Suggestion #1: Re-dry wall the wall.
Suggestion #2: Install as is, Offer client a nice hard drink.
Suggestion #3: Dim lights.


----------



## lew

mmh,

I like those suggestions. I think I'll change the order-

Carpenter takes nice hard drink
Dim lights
Re-dry wall the wall
Take another hard drink
Give client shelf and let him put it up.


----------



## dustygirl

Lew you sound like one of the contractors that showed up at my last place.(LOL)


----------



## ropedog

option 4 hire a painter that goes heavy on the caulk.


----------



## romansfivefive

I am sure there is some sort of tool you should buy to do that job… even if you can just do it with cardboard.


----------



## AitchKay

Usually you scribe perpendicular to the surface. But the real rule is scribe in the direction you need to move. In this case you need to scribe at a 45* angle to both walls, because you want to push your shelves in tight to the corner.

So set your pencil compass to the largest gap, set its fixed leg into the very inside corner of the wall, with the pencil leg sticking out at a 45* angle. Then mark both legs of the shelf.

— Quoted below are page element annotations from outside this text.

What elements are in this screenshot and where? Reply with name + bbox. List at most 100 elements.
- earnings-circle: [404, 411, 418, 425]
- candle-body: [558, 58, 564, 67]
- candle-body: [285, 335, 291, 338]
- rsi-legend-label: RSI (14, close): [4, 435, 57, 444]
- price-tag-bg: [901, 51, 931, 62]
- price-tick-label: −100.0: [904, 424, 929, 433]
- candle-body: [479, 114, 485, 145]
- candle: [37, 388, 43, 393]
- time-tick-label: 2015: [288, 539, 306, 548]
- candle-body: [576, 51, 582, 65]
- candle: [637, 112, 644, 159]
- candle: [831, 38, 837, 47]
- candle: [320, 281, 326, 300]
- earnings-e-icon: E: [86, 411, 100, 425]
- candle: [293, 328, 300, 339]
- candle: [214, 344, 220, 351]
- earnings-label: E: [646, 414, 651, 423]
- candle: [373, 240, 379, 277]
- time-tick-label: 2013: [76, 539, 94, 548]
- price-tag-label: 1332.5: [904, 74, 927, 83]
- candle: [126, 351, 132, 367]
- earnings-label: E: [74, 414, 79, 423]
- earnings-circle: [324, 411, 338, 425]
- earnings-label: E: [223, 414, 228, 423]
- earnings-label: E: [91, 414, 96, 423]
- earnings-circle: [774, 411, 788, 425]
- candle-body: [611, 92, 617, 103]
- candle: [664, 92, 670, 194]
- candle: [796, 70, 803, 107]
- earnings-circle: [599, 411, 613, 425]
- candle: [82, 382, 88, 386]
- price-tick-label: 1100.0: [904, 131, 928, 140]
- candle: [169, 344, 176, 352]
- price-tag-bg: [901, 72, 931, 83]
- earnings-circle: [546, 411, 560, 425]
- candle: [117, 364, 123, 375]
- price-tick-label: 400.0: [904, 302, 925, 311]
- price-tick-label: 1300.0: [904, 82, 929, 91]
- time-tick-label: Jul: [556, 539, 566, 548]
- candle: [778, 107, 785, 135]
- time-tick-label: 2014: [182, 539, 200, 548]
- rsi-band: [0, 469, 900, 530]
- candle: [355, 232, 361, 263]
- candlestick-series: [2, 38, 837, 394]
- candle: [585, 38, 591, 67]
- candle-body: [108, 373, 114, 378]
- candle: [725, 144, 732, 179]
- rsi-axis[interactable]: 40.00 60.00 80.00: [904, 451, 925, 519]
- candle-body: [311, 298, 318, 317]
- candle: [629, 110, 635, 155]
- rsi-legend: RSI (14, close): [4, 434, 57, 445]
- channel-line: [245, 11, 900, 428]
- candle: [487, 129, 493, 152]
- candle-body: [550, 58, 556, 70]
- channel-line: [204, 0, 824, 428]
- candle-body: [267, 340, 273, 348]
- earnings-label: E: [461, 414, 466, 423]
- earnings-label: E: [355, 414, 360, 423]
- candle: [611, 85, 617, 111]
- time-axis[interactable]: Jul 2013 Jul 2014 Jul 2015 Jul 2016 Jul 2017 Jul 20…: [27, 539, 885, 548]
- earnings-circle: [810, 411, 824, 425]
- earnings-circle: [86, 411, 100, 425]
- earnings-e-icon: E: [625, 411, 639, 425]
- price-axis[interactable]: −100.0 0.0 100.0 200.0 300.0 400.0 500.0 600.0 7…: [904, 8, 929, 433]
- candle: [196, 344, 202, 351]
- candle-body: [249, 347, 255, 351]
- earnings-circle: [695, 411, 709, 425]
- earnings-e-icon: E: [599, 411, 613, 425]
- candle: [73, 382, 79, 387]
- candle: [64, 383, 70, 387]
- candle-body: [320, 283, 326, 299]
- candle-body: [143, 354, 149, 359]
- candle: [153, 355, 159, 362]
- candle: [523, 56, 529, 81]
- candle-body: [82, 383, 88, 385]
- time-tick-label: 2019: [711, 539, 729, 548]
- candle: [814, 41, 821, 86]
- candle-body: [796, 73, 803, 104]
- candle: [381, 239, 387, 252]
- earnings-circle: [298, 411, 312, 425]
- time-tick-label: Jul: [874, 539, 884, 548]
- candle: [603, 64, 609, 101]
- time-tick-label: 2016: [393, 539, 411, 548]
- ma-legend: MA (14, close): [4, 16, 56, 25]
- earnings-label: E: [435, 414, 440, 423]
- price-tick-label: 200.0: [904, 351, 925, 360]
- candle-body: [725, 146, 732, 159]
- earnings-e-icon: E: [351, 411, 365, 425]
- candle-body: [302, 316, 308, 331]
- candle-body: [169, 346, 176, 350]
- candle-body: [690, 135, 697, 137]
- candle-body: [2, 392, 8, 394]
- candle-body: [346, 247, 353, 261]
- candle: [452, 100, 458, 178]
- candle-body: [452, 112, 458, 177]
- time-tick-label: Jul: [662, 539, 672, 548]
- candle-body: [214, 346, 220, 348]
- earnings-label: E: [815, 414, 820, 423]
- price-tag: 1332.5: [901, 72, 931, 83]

If you start in the corner you should be able to eyeball the angle, but you can also make a few light reference lines-before you hold it to the wall, use your combination square to gauge these off of both wall legs. The reference lines will all be parallel, with one of them landing on the "miter" line of the inside corner.

Then hold the shelf to the wall, and scribe, making sure that both legs of the compass cross each refence line at exactly the same time.

As usual, this takes more time t describe than to do!

AitchKay


----------